Choosing the right insurance plan for your company can be overwhelming even in the most straightforward situation. But wading through more than one insurance company’s plans and benefits, as well as costs, while trying to select what’s best for your business doesn’t have to be a monumental headache.
With the help of the right insurance broker, you’ll have a steady guide to walk you through the data—and they can continue offering support every step of the way.
But you’re probably wondering, what’s an insurance broker? We’re glad you asked. First, let’s break down the similarities and differences between an insurance agent versus an insurance broker.
What are insurance agents and brokers?
Both an insurance agent and an insurance broker are also known as insurance producers. Both agents and brokers must be licensed in the state in which they’re working, and both work on commission. Both are able to complete all the steps of an insurance transaction from start to finish.
Some insurance brokers and agents specialize in a particular type of insurance, such as commercial auto insurance or professional liability insurance.
The biggest difference you’ll notice between an agent and a broker is that an insurance agent generally works on behalf of a single insurance company to help match businesses or individual buyers with the right plans from that company.
How is an insurance broker different from an agent?
An insurance broker works on behalf of a business or individual buyer to choose the right insurance company and plan from several options.
Typically, insurance brokers do not have a contractual agreement with insurance carriers, which allows the broker to negotiate the best premium and packages possible for clients. They’re required by law to guide clients to the best coverage possible, not toward plans that benefit the broker’s commission.
An insurance broker’s goal is to help their client identify liability risks and then use that information to search for insurance companies and plans that line up with addressing those risks.
They will then give their clients information and options to make the right choice of insurance plans and benefits—while also securing a competitive premium or rate—for that client. A good broker can walk you through putting together a package with plans that include all the benefits you want to offer your employees, at a premium that’s right for your budget.
An ongoing relationship between you and an insurance broker means that if better options for your company become available, they can help you weigh the pros and cons of changing policies to take advantage of them. This saves your company money and also gets better coverage for your employees.
How do insurance brokers work?
An insurance broker will comb the insurance market and every major carrier, pulling a variety of plans with elements that work for your business’s needs. They will then present you with several options, offering cost analysis and assistance with any questions. Some insurance brokers, like True Texas Benefits, can also provide claims administration and other services.
You may think that only large corporations can engage the services of an insurance broker. But True Texas Benefits is an independent brokerage firm specializing in the needs of small businesses.
Insurance brokers work on commission, but they’re not paid by their clients. They receive from the insurer a percentage of the insurance premium cost as outlined in state law. A broker must represent the interests of their client—the purchasing business or individual—not the insurance company.
What is the role of an insurance broker?
Every step of the way, from your initial meeting to closing the transaction, your insurance broker will be focused on assisting you and answering your questions while negotiating on your behalf to secure the best outcome for your business. The result is a painless process with outcomes that work best for your needs.
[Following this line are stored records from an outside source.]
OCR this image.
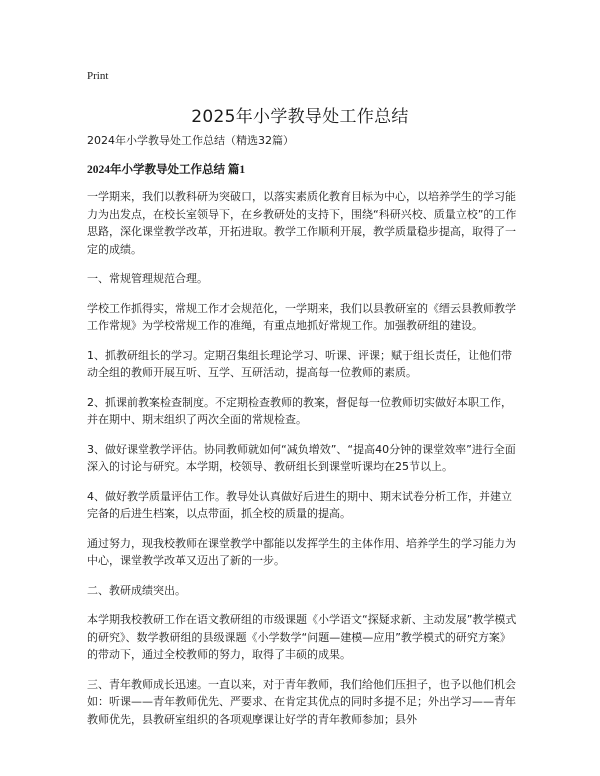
Print
2025年小学教导处工作总结

2024年小学教导处工作总结（精选32篇）

2024年小学教导处工作总结 篇1

一学期来，我们以教科研为突破口，以落实素质化教育目标为中心，以培养学生的学习能力为出发点，在校长室领导下，在乡教研处的支持下，围绕“科研兴校、质量立校”的工作思路，深化课堂教学改革，开拓进取。教学工作顺利开展，教学质量稳步提高，取得了一定的成绩。

一、常规管理规范合理。

学校工作抓得实，常规工作才会规范化，一学期来，我们以县教研室的《缙云县教师教学工作常规》为学校常规工作的准绳，有重点地抓好常规工作。加强教研组的建设。

1、抓教研组长的学习。定期召集组长理论学习、听课、评课；赋于组长责任，让他们带动全组的教师开展互听、互学、互研活动，提高每一位教师的素质。

2、抓课前教案检查制度。不定期检查教师的教案，督促每一位教师切实做好本职工作，并在期中、期末组织了两次全面的常规检查。

3、做好课堂教学评估。协同教师就如何“减负增效”、“提高40分钟的课堂效率”进行全面深入的讨论与研究。本学期，校领导、教研组长到课堂听课均在25节以上。

4、做好教学质量评估工作。教导处认真做好后进生的期中、期末试卷分析工作，并建立完备的后进生档案，以点带面，抓全校的质量的提高。

通过努力，现我校教师在课堂教学中都能以发挥学生的主体作用、培养学生的学习能力为中心，课堂教学改革又迈出了新的一步。

二、教研成绩突出。

本学期我校教研工作在语文教研组的市级课题《小学语文“探疑求新、主动发展”教学模式的研究》、数学教研组的县级课题《小学数学“问题—建模—应用”教学模式的研究方案》的带动下，通过全校教师的努力，取得了丰硕的成果。

三、青年教师成长迅速。一直以来，对于青年教师，我们给他们压担子，也予以他们机会如：听课——青年教师优先、严要求、在肯定其优点的同时多提不足；外出学习——青年教师优先，县教研室组织的各项观摩课让好学的青年教师参加；县外
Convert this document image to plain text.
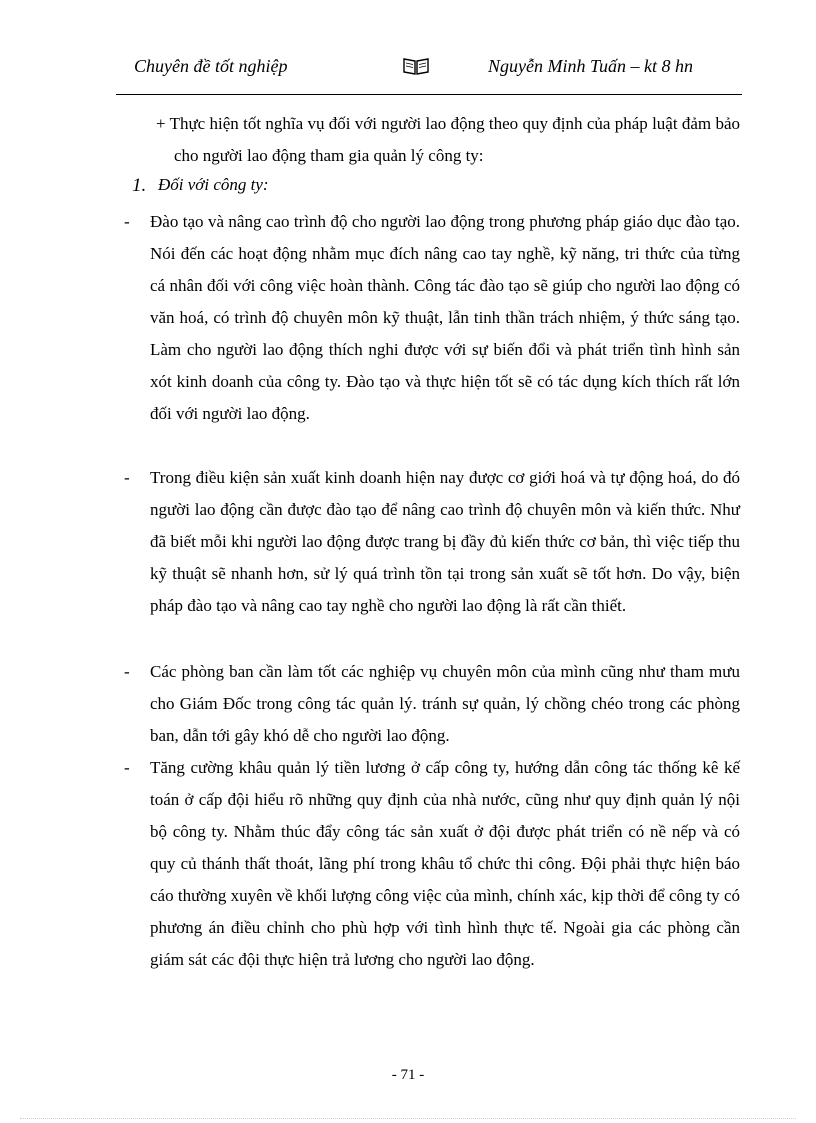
Chuyên đề tốt nghiệp	Nguyễn Minh Tuấn – kt 8 hn
+ Thực hiện tốt nghĩa vụ đối với người lao động theo quy định của pháp luật đảm bảo cho người lao động tham gia quản lý công ty:
1. Đối với công ty:
- Đào tạo và nâng cao trình độ cho người lao động trong phương pháp giáo dục đào tạo. Nói đến các hoạt động nhằm mục đích nâng cao tay nghề, kỹ năng, tri thức của từng cá nhân đối với công việc hoàn thành. Công tác đào tạo sẽ giúp cho người lao động có văn hoá, có trình độ chuyên môn kỹ thuật, lẫn tinh thần trách nhiệm, ý thức sáng tạo. Làm cho người lao động thích nghi được với sự biến đổi và phát triển tình hình sản xót kinh doanh của công ty. Đào tạo và thực hiện tốt sẽ có tác dụng kích thích rất lớn đối với người lao động.
- Trong điều kiện sản xuất kinh doanh hiện nay được cơ giới hoá và tự động hoá, do đó người lao động cần được đào tạo để nâng cao trình độ chuyên môn và kiến thức. Như đã biết mỗi khi người lao động được trang bị đầy đủ kiến thức cơ bản, thì việc tiếp thu kỹ thuật sẽ nhanh hơn, sử lý quá trình tồn tại trong sản xuất sẽ tốt hơn. Do vậy, biện pháp đào tạo và nâng cao tay nghề cho người lao động là rất cần thiết.
- Các phòng ban cần làm tốt các nghiệp vụ chuyên môn của mình cũng như tham mưu cho Giám Đốc trong công tác quản lý. tránh sự quản, lý chồng chéo trong các phòng ban, dẫn tới gây khó dễ cho người lao động.
- Tăng cường khâu quản lý tiền lương ở cấp công ty, hướng dẫn công tác thống kê kế toán ở cấp đội hiểu rõ những quy định của nhà nước, cũng như quy định quản lý nội bộ công ty. Nhằm thúc đẩy công tác sản xuất ở đội được phát triển có nề nếp và có quy củ thánh thất thoát, lãng phí trong khâu tổ chức thi công. Đội phải thực hiện báo cáo thường xuyên về khối lượng công việc của mình, chính xác, kịp thời để công ty có phương án điều chỉnh cho phù hợp với tình hình thực tế. Ngoài gia các phòng cần giám sát các đội thực hiện trả lương cho người lao động.
- 71 -
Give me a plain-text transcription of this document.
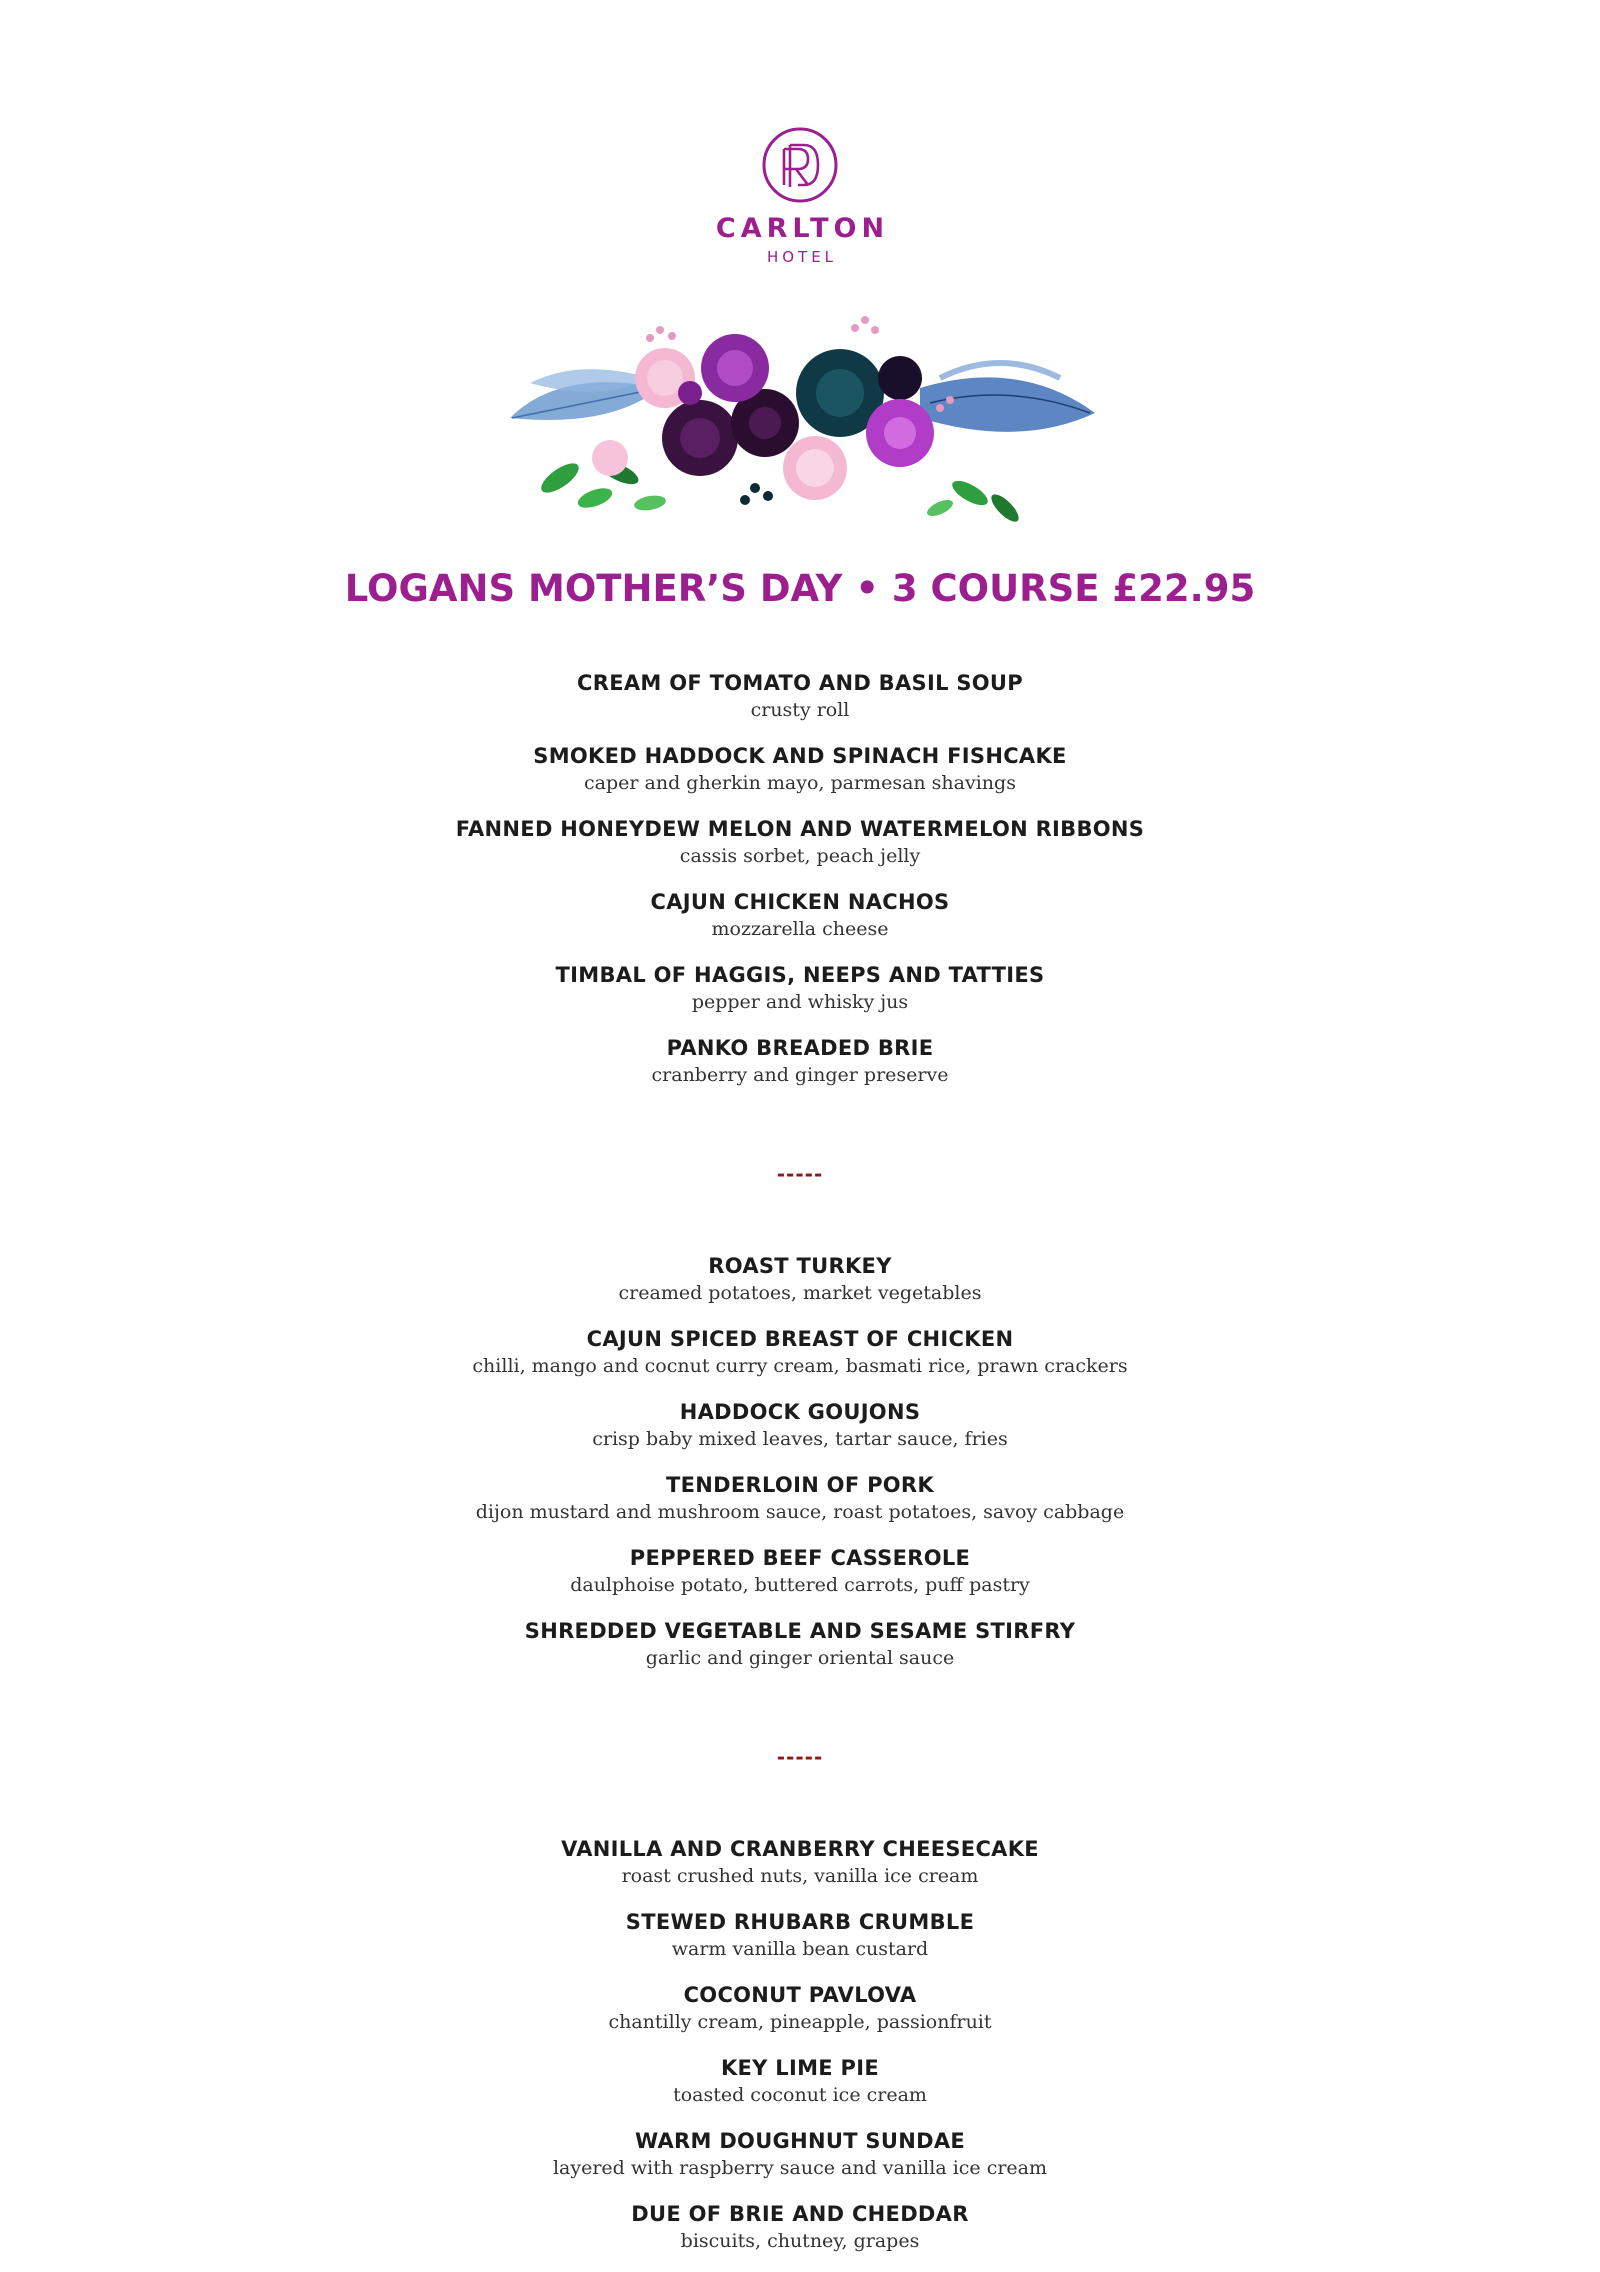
CARLTON
HOTEL
LOGANS MOTHER’S DAY • 3 COURSE £22.95
CREAM OF TOMATO AND BASIL SOUP
crusty roll
SMOKED HADDOCK AND SPINACH FISHCAKE
caper and gherkin mayo, parmesan shavings
FANNED HONEYDEW MELON AND WATERMELON RIBBONS
cassis sorbet, peach jelly
CAJUN CHICKEN NACHOS
mozzarella cheese
TIMBAL OF HAGGIS, NEEPS AND TATTIES
pepper and whisky jus
PANKO BREADED BRIE
cranberry and ginger preserve
-----
ROAST TURKEY
creamed potatoes, market vegetables
CAJUN SPICED BREAST OF CHICKEN
chilli, mango and cocnut curry cream, basmati rice, prawn crackers
HADDOCK GOUJONS
crisp baby mixed leaves, tartar sauce, fries
TENDERLOIN OF PORK
dijon mustard and mushroom sauce, roast potatoes, savoy cabbage
PEPPERED BEEF CASSEROLE
daulphoise potato, buttered carrots, puff pastry
SHREDDED VEGETABLE AND SESAME STIRFRY
garlic and ginger oriental sauce
-----
VANILLA AND CRANBERRY CHEESECAKE
roast crushed nuts, vanilla ice cream
STEWED RHUBARB CRUMBLE
warm vanilla bean custard
COCONUT PAVLOVA
chantilly cream, pineapple, passionfruit
KEY LIME PIE
toasted coconut ice cream
WARM DOUGHNUT SUNDAE
layered with raspberry sauce and vanilla ice cream
DUE OF BRIE AND CHEDDAR
biscuits, chutney, grapes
Insurance brokers can help their clients find the right amount of insurance for their needs, which eliminates the risk for the insurance company of having underinsured policyholders. An insurance broker can also walk their clients through filing claims, reducing unnecessary claims that drive up premiums. These two measures also save insurance companies money, which means an insurance broker can usually find better rates on policies than an individual or business going directly to an insurance company.
As an insurance brokerage, True Texas Benefits can help your company implement your benefits program, educate your employees on their benefits, and handle hard and soft benefits costs, as well as other key tasks.
What benefits do insurance brokers have over large insurance companies?
Working with an insurance broker instead of an agent from a large insurance company means you’ll be able to receive more, and better, customer service while having access to customized packages that are curated to the unique challenges small businesses often encounter. Your interactions will be focused on meeting the needs of your small business.
An insurance broker can not only save you time by researching companies on your behalf, but they can also save you money in the long run by being able to find the benefits you want to offer your employees at the best rate. It’s the brokers job to find insurance plans that are best for your business, without being limited to the plans available from one or two insurance companies.
What is the importance of an insurance broker?
Your expertise is in running a successful business. You’re probably not an expert in knowing the ins and outs of every insurance package available, or how to negotiate for the best premiums. By putting your trust in a reputable insurance broker, you’ll be leaning on the experience and negotiating power of someone who’s in your corner, not someone looking out for what’s best for the insurance company.
You’ll also have established a relationship with a trusted advisor who’ll walk you through the process, offering education and support as you help your employees enroll in their insurance plans and as you handle future claims.